The Israeli newspaper quoted Rabbi Marc Schneier saying: “The Gulf states are racing to establish diplomatic relations with Israel,” describing him as a well-known person for his close ties with some Arab countries.
Schneier, president of the Foundation for Ethnic Understanding, who has been repeatedly received during the past 15 years by monarchs in Saudi Arabia, Oman, Bahrain and the United Arab Emirates, said that he expects Israel to establish diplomatic relations with Gulf countries by the end of next year.
He added: “We will soon witness the start of an era of official diplomatic exchange between Israel and Bahrain, then the rest of Gulf States will follow,” stressing that “every Gulf country is racing to be the first to establish relations with Tel Aviv.”
The rabbi considered that “the Iranian threat pushed the Gulf States to change their positions towards Israel in the face of the common enemy,” noting that “economic interests also played an important role in this process.”
He pointed out that the Gulf States retreated from their previous conditions regarding settling the Palestinian issue before establishing relations with Tel Aviv, and added that “these countries currently consider returning to the negotiating table with the State of Israel enough to establish mutual diplomatic relations.”
A few days ago, Israeli Prime Minister Benjamin Netanyahu said that he expected “big surprises” regarding the Israeli relations with Arab countries.
Last week, Israeli Minister of Communications, Ayoob Kara, participated in an international conference in Manama after receiving an official invitation from Bahraini authorities.

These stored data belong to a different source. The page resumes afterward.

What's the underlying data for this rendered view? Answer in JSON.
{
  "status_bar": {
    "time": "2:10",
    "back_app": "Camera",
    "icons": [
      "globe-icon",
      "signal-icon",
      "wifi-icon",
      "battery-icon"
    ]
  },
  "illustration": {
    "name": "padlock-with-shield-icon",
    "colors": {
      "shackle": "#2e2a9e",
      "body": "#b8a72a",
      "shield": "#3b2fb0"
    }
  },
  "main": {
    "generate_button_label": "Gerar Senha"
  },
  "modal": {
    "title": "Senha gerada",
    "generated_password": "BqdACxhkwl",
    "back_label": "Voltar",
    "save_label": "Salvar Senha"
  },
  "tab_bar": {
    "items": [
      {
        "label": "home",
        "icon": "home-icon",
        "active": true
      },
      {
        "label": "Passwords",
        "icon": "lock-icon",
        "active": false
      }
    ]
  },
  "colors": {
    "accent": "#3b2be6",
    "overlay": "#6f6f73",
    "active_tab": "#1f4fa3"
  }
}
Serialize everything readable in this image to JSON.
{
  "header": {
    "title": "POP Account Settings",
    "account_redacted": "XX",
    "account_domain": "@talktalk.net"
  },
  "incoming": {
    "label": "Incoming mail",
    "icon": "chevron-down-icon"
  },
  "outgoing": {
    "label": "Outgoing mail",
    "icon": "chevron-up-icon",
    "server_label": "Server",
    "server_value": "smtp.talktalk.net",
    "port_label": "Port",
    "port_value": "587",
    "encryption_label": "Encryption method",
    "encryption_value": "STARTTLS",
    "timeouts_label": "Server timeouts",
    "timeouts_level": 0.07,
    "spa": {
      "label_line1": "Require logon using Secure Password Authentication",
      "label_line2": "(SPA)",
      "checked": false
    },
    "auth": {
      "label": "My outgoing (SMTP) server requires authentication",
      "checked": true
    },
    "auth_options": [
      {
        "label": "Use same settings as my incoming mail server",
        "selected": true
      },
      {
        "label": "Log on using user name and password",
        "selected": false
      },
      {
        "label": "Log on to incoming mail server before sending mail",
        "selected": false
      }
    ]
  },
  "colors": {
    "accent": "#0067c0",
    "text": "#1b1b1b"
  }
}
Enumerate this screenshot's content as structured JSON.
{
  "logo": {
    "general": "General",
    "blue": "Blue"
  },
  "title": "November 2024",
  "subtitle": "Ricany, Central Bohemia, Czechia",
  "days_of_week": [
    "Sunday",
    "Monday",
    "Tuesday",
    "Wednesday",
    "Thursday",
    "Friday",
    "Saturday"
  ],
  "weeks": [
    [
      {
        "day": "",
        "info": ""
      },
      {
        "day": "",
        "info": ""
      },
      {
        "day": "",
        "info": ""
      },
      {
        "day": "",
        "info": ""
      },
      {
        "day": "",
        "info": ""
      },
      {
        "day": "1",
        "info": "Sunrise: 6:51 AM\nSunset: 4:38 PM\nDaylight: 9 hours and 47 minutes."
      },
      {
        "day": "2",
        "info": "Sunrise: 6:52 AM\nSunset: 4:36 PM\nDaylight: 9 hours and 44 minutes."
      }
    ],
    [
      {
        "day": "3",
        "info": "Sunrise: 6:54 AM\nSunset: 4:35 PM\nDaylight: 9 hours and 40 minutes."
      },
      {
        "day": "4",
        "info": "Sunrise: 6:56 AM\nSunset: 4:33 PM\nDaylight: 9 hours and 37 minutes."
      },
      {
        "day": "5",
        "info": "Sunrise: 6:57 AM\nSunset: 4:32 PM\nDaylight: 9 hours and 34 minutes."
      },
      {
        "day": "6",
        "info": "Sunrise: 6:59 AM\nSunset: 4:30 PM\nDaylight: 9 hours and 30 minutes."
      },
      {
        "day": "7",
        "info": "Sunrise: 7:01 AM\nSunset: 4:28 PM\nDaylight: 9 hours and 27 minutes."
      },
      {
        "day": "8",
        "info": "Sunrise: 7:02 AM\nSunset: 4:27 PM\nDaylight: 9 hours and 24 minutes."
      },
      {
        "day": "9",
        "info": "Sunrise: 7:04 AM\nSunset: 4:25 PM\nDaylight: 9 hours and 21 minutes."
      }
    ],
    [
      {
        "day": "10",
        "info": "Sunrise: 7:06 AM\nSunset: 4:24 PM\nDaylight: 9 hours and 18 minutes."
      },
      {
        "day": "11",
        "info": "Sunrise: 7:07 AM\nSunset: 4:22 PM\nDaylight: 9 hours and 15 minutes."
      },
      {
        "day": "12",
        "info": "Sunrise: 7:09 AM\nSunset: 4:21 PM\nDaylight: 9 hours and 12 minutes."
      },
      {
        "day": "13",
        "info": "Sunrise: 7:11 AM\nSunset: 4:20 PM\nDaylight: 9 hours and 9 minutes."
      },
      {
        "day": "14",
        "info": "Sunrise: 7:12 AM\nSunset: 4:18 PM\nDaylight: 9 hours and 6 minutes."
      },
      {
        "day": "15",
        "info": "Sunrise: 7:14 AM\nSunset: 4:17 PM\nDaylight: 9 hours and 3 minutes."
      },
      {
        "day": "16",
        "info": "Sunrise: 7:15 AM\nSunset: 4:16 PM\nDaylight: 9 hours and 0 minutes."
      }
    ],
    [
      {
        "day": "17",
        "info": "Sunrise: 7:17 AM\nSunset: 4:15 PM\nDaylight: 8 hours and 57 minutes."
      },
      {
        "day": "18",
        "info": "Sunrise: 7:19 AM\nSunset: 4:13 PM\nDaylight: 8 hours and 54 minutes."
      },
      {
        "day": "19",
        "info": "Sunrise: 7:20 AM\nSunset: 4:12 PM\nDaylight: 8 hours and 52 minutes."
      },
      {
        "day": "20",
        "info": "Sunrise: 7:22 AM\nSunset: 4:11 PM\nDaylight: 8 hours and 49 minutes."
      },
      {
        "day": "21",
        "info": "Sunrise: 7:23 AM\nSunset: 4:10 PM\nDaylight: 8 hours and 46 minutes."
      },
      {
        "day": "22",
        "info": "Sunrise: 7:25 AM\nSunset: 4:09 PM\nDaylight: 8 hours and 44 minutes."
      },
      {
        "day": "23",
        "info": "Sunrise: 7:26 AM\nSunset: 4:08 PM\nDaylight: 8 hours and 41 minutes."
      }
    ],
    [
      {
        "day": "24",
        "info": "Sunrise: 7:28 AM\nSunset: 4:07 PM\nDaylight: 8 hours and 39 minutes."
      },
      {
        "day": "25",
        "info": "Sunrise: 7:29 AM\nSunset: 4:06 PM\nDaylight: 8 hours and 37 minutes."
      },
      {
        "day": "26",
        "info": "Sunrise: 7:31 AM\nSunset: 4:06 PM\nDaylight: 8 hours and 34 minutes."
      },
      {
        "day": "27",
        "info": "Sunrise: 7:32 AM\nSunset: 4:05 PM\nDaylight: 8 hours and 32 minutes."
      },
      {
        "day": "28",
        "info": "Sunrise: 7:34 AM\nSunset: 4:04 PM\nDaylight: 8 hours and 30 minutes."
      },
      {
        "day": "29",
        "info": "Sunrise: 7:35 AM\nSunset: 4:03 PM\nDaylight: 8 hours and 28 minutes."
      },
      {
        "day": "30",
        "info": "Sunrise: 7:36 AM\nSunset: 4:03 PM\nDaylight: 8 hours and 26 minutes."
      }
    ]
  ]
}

Yedioth Ahronoth confirmed at the time that Manama’s invitation to Israel was Saudi Arabia’s idea, to “observe the reaction of the Arab public opinion concerning the issue of normalisation.”
Earlier, Israeli media quoted unidentified American sources saying that Netanyahu intends to visit other Gulf countries, after concluding his official visit to Oman.
The Israeli newspaper Haaretz described earlier the Kingdom of Bahrain as the wheel of an entire process of normalisation between the Gulf and Israel.
One of the salient indicators of Bahrain’s changing approach towards Israel took place last May when the Iranian forces in Syria fired more than a dozen rockets at Israeli targets in the Golan Heights. At the time, Bahrain’s Foreign Minister Khalid bin Ahmed Al-Khalifa made a statement defending the Israeli side.
Al-Khalifa tweeted: “Like all other countries, Israel has the right to defend itself against the Iranian aggression.” Such a statement was an unusual expression of support for Israel coming from an Arab state.
According to observers, Saudi Arabia and the United Arab Emirates are using Bahrain, their smaller and less influential ally, to do experiments regarding foreign policy.